Tutorial
Here is a simple example of the usage of the API of hydroeval
to
assess the goodness of fit between simulated and observed streamflow
time series.
>>> import hydroeval
>>> print(hydroeval.__version__)
0.1.0
Load streamflow time series
Example files are provided in the folder sample_data/ in order for anyone
to reproduce this tutorial. Because this is a NetCDF file, we are going
to use the Python package netCDF4
to read the data in, but hydroeval
is independent of the file format you are working with because it only
requires numpy.ndarray
as inputs for streamflow time series.
>>> from netCDF4 import Dataset
>>> from cfunits import Units
>>> with Dataset('sample_data/catchment.sim.flow.nc', 'r', format='NETCDF4') as f:
... sim_flow = f.variables['flow'][:] # ensemble of simulated streamflow series
... sim_flow_units = Units(f.variables['flow'].units)
... sim_time = f.variables['time'][:] # timestamps for simulated period
... sim_time_units = Units(f.variables['time'].units, f.variables['time'].calendar)
>>> print(sim_flow.shape, sim_time.shape)
(20, 4383) (4383,)
>>> with Dataset('sample_data/catchment.obs.flow.nc', 'r', format='NETCDF4') as f:
... obs_flow = f.variables['flow'][:] # observed streamflow series
... obs_flow_units = Units(f.variables['flow'].units)
... obs_time = f.variables['time'][:] # timestamps for observed period
... obs_time_units = Units(f.variables['time'].units, f.variables['time'].calendar)
>>> print(obs_flow.shape, obs_time.shape)
(4383,) (4383,)
It can be a good idea to check that the simulated and observed datasets
feature the same units. To do so, we are going to use the instantiation
of cfunits.Units
as done above to compare the units.
>>> sim_flow_units.equals(obs_flow_units)
True
>>> sim_time_units.equals(obs_time_units)
True
It is also useful to check that the datasets are actually covering the same period, which can be safely done on the timestamps now we know that the units are equal.
>>> import numpy
>>> numpy.array_equal(sim_time, obs_time)
True
Calculate any available objective function
Now that the dataset is loaded in memory, it is time to use hydroeval
to compare the simulated and observed hydrograph(s).

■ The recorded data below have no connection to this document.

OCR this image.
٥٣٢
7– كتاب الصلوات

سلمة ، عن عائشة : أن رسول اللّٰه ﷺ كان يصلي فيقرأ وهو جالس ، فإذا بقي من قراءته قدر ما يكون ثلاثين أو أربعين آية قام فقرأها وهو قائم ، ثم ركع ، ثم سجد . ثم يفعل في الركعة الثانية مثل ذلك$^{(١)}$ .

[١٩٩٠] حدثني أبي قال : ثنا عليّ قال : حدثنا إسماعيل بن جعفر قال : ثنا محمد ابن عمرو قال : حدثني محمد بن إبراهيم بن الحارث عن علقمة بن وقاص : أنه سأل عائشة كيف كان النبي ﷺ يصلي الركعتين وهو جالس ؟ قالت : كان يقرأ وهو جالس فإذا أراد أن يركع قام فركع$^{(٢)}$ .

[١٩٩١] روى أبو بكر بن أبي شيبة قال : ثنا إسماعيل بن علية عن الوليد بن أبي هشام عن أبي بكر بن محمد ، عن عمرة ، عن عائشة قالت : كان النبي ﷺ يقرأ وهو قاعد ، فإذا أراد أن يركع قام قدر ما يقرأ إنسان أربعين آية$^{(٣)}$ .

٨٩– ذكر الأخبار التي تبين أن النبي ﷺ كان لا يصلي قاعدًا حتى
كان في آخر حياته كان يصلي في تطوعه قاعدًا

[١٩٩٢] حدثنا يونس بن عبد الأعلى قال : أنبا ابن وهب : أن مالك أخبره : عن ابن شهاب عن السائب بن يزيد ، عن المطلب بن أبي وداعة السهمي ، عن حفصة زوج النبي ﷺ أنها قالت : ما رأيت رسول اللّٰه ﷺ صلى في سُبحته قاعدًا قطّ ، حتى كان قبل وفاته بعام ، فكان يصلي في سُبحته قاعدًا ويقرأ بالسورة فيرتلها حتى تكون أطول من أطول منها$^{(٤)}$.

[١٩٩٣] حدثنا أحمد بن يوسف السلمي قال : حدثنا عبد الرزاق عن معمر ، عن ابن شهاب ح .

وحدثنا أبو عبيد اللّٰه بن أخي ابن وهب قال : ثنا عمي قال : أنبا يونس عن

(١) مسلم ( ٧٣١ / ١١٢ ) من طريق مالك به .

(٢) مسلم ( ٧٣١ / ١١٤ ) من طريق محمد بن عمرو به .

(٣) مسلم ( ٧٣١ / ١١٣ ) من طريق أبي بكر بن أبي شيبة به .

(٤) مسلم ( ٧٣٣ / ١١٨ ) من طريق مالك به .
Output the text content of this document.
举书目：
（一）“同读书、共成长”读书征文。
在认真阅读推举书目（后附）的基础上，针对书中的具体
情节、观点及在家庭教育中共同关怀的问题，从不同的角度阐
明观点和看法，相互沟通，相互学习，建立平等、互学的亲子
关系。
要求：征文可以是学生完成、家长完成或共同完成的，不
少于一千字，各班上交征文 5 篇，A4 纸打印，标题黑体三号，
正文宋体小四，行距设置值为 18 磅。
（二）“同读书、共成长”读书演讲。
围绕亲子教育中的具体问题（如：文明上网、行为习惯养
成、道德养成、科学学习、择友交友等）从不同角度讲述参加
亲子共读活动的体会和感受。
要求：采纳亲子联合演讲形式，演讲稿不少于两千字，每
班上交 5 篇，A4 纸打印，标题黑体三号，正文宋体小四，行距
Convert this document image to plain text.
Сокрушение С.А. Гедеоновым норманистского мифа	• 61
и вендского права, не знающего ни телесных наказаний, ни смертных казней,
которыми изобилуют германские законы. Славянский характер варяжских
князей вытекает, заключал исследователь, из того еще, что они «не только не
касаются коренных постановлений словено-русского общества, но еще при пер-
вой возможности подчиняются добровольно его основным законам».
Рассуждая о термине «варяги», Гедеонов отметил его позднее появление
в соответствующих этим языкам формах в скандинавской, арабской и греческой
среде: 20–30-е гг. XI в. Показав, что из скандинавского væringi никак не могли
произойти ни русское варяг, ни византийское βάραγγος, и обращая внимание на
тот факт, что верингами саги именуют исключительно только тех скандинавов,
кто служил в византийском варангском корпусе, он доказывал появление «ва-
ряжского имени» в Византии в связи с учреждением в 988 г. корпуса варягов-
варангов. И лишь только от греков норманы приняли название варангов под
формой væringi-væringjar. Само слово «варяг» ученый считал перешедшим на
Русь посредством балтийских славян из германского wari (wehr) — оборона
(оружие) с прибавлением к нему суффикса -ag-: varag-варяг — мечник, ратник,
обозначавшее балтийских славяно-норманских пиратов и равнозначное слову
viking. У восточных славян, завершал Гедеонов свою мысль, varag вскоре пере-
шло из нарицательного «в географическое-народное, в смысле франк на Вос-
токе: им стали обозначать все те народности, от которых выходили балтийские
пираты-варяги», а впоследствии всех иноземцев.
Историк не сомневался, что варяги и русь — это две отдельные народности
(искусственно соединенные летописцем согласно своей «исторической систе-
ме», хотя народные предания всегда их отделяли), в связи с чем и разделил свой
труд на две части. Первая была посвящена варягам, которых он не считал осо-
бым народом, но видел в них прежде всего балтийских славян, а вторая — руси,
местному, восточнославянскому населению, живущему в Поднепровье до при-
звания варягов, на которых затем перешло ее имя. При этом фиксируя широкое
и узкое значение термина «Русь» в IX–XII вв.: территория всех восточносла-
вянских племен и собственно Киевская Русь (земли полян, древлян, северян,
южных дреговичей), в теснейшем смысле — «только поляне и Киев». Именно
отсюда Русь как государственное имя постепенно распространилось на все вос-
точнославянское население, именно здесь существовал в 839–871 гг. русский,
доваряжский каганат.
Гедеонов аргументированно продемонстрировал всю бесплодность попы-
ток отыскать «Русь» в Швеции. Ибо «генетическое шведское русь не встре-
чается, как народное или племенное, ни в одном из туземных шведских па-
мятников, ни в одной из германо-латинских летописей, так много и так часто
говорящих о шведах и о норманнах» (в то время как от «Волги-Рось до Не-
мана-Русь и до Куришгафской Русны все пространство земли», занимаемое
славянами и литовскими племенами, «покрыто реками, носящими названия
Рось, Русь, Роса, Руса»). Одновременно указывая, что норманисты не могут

To do so, import
hydroeval
, which will give you access to its evaluator
Python function as well as all objective functions implemented
in hydroeval
(as Python functions as well).
By default, hydroeval
expects the time dimension to be on axis=0
.
In this example, this is not the case, so we need to specify explicitly
that it is on axis=1
.
For single-component objective functions such as nse
, the value returned
is either a scalar if only one simulation time series is evaluated, or
a 1-dimensional numpy.ndarray
if the several simulation time series are
evaluated.
>>> from hydroeval import evaluator, nse
>>> my_nse = evaluator(nse, sim_flow, obs_flow, axis=1)
>>> print(my_nse.shape)
(20,)
>>> print(my_nse[0])
0.34650484836206363
Note
hydroeval
performs pairwise deletion
when missing values in the observed streamflow timeseries occur. Missing
values should be set to numpy.nan
(Not A Number) in the observed numpy
array for hydroeval
to be aware of the positions of the values to
pairwise delete in both observed and simulated time series.
For multi-component objective functions such as kge
and its variants,
the orientation of the input array is preserved in the output array
(i.e. the time dimension will be reduced to the number of components
in the objective function).
>>> from hydroeval import evaluator, kge
>>> my_kge = evaluator(kge, sim_flow, obs_flow, axis=1, transform='inv')
>>> print(my_kge.shape)
(20, 4)
>>> print(my_kge[0, :])
[0.72655082 0.84278148 0.95663804 1.21949153]